PREFACE
The following paper is intended to be the first of a series concerning different phases of the culture of the Lenape or Delaware Indians, once a numerous people forming a confederacy of three closely related tribes, the Unami, the Minsi or Muncey, and the Unala‛ʹtko or Unalachtigo, first encountered by the whites in what is now New Jersey, Delaware, eastern Pennsylvania, and southeastern New York, but at last accounts[1] reduced to some 1900 souls scattered in Oklahoma and the Province of Ontario, Canada, with a few in Wisconsin and Kansas. Of these the Lenape of Oklahoma seem to be mainly of Unami extraction, the rest largely Minsi, while the Unala‛ʹtko appear to have merged with the others and to have lost their identity.
The writer has gathered most of his data for the whole series from the Oklahoma bands, with such informants as Chief Charley Elkhair (Kokŭlŭpoʹw‛ʹe), Julius Fox, or Fouts (Petaʹnĭhink), Minnie Fox (Wemĕĕleʹxkwĕ) his wife, and William Brown; but much valuable information came from Canada where his principal informants were Chief James Wolf (‛Tayenoʹxwan), Chief Nellis F. Timothy, (Tomapemihiʹlat), Isaac Monture (Kaʹpyŭ‛hŭm), Chief Nellis Monture, Michael Anthony (Na‛nkŭmaʹoxa), and Monroe Pheasant.
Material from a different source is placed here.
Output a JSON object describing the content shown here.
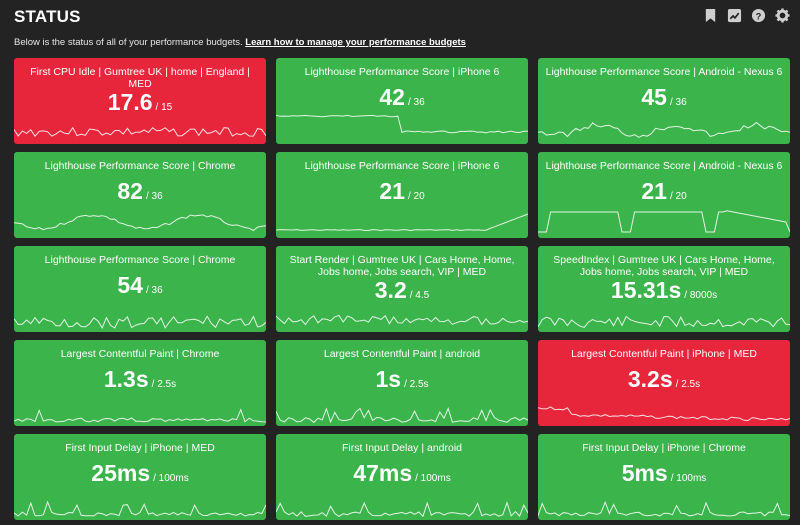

Of these especial credit is due to Julius Fox and Chief Timothy, both of whom manifested great interest in the work and exerted every effort to make it complete, and to Ernest Spybuck, a Shawnee, whose paintings, carefully made of Delaware ceremonies at the writer’s request, form a valuable adjunct to the text.
The works of previous writers have been utilized where available, and much has been learned from archeological discoveries in the ancient territory of the Lenape, not so much, of course, with regard to the subject matter of the present paper, as of others in preparation.
Most of the information was gathered while the writer was collecting ethnological specimens for the Heye Museum of New York, now the Museum of the American Indian, Heye Foundation, during the years 1907 to 1910; but some of the Canadian data were procured earlier while in the field for Mr E. T. Tefft of New York, whose collection is now in the American Museum of Natural History.
Without knowledge of the Delaware language in its divergent dialects, and without any pretension of being a philologist, the writer has endeavored to record the Lenape words as he heard them, depending for translation on his interpreter pro tem. Hence some inaccuracies at least are inevitable. The alphabet used is as follows:
It was intended at first to publish the mass of material thus obtained in the form of a monograph on the ethnology of the Lenape; but later it was seen that while some phases of their culture could be described in considerable detail, there were others not so well represented in our notes. It was therefore finally decided to publish at once such parts as were ready, in the form of separate papers, and to leave the others until more detailed information could be obtained.
No extended comparisons of the religion and ceremonies of the Lenape with those of other tribes will be attempted in this paper, these being reserved for a projected article to embody the results of a comparative study of Lenape culture.